Naples Tomato, a popular North Naples restaurant, closed its doors Saturday after the dinner service.
“We gave it our best go, but I think with places like the Mercato it’s going to be impossible for things to work,” said Jack Serfass, the restaurant’s owner. “We had a lot of conversations, but we weren’t able to make it possible.”
The restaurant has been open for about eight years and was featured in a 2006 New York Times travel piece on Naples.
Serfass declined to go into the details that surrounded the decision to close the restaurant, but said the location — 14700 U.S. 41 N, just south of the Lee County border — was no longer a viable one.
“It is sudden,” he said. “I can’t really get in to the details, but if we felt we could make it continue, we would.”
Serfass said restaurant management was informed of the closure Monday night by phone, while other employees — like bartenders and servers — were informed Tuesday morning through a post on an employee message board.
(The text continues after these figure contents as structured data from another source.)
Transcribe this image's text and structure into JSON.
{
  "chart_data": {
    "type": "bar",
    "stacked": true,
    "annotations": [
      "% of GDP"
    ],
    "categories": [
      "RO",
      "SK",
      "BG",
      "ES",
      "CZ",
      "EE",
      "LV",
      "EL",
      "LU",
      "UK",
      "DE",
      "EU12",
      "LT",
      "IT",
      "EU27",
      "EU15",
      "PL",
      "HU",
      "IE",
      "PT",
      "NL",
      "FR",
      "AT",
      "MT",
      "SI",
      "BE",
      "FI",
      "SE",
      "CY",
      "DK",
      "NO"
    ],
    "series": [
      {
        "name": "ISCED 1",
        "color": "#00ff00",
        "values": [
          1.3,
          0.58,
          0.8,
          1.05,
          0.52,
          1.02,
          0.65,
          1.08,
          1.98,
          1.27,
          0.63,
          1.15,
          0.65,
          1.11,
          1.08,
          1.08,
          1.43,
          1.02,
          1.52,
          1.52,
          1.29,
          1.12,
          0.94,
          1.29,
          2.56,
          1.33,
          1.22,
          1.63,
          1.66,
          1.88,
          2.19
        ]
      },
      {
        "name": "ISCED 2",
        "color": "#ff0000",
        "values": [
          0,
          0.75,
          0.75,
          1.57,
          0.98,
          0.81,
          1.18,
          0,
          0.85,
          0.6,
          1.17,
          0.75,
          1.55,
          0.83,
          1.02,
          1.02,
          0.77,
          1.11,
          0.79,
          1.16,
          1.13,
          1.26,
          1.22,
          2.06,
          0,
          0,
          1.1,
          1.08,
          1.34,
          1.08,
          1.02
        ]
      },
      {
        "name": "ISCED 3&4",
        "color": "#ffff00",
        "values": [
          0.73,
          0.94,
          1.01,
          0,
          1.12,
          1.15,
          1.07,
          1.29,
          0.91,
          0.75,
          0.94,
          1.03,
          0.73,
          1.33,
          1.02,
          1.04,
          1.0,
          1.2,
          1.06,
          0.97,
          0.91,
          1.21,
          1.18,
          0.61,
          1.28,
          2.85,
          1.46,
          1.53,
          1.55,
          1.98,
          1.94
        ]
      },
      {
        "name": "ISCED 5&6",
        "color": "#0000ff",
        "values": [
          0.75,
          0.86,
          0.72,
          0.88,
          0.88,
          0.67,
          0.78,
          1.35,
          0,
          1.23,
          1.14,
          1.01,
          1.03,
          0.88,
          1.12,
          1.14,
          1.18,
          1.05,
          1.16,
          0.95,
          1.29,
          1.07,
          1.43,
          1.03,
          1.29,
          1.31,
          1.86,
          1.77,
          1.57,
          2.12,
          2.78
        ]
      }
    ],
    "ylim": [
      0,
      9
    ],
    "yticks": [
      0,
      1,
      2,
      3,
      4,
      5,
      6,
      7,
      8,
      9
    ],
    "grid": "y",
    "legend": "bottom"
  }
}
Naples Tomato hostess Brianna King said she started hearing rumors of the closure Monday night as she got ready for work. She called her manager who said the restaurant was closed and there were concerns about whether employees would be paid.
Employees, King said, should have been paid Tuesday.
“I wouldn’t say (we’re) panicking, it’s more a question of now what do we do,” King said. “Where do we go from here? It’s just a lot of we don’t know.”
Serfass said it was “definitely not (Naples Tomato’s) intention” to leave employees in the lurch. The company has a team working to liquidate its assets so it could pay employees, vendors and creditors.
“We’re doing what we can,” Serfass said.
The restaurant sent out a blast to about 15,000 customers on the company’s email list shortly before 1 p.m. Tuesday.
Other customers learned of the closure when they stopped by the restaurant for lunch. Instead of finding a bustling restaurant, customers were met with closed doors and a mostly empty space.
No sign was on the door, wine bottles were strewed across the bar and all of the furniture — from tables and chairs to plush couches and coffee tables — had been removed.
“We’re shocked,” said Naples resident John Barlas. “We got the impression they were renovating.”
Serfass said while the restaurant is “closed for good at that location,” he hasn’t ruled out the possibility of reopening at another location. Naples Tomato still has a franchise company — the first franchise was awarded in 2010 in Connecticut — and all of the recipes and trademarks are in a holding company. Those components, Serfass said, will make it easier to open a new restaurant if the opportunity arose.
In its May issue, Gulfshore Life magazine readers voted Naples Tomato as Collier County’s top spot for Italian fare and brunch, and also recognized its wine list as the best in town.
King said she didn’t know what the future holds for the restaurant, but is hoping things work out for the former employees.
“I don’t know, they might reopen, they might move,” she said. “I honestly don’t know. I hope I get paid.”